Política
Protagonismo intacto
Presidente do Ibama justifica a licença concedida à Petrobras e reforça a liderança do Brasil no debate climático
 
         
        Não é fácil a tarefa do presidente do Ibama. O órgão precisa fiscalizar e combater o desmatamento e outros crimes, além de coordenar estudos e emitir pareceres de licenciamento de empreendimentos. Frequentemente, está no centro de críticas contraditórias: uns o acusam de afrouxar regras ambientais, outros o consideram radical e inimigo do desenvolvimento.
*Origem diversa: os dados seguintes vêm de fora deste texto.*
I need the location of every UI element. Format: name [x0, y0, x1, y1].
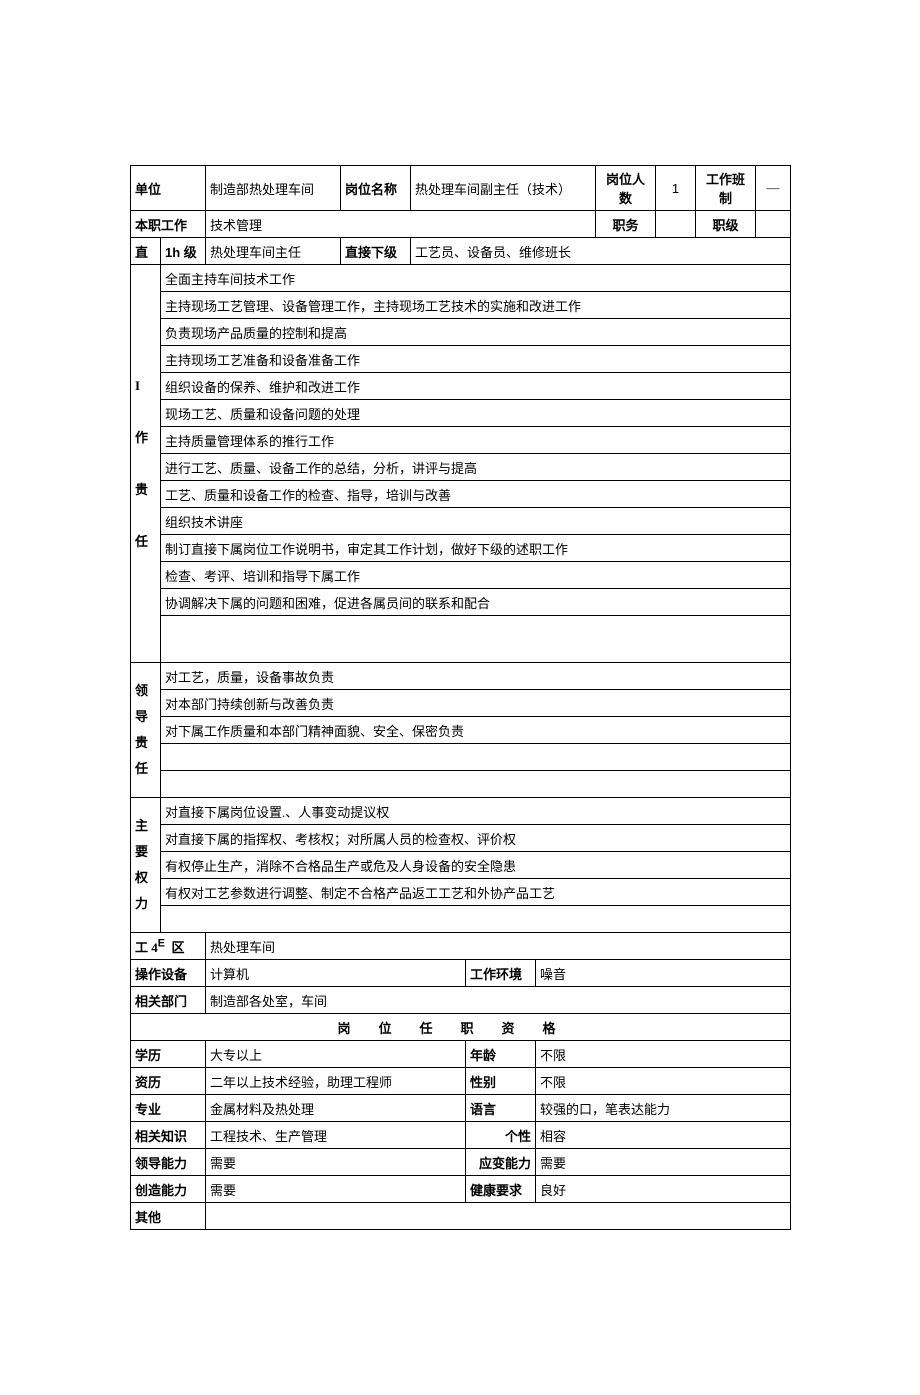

Essa tensão se repetiu quando o Ibama concedeu à Petrobras, no início do mês, a licença para pesquisas de petróleo e gás em um poço na Margem Equatorial, a 500 quilômetros da Foz do Rio Amazonas e a 170 quilômetros da costa do Amapá. Em entrevista a CartaCapital, o presidente Rodrigo Agostinho justifica a decisão e ressalta que ela não compromete o protagonismo brasileiro nas discussões climáticas. “O Brasil conseguiu a maior redução nas emissões de gases de efeito estufa no mundo, e isso se deve principalmente à queda do desmatamento.”
CartaCapital: Há dois anos, o Ibama negou à Petrobras a autorização para perfurar um poço na Foz do Amazonas. Agora, a licença saiu. O que mudou?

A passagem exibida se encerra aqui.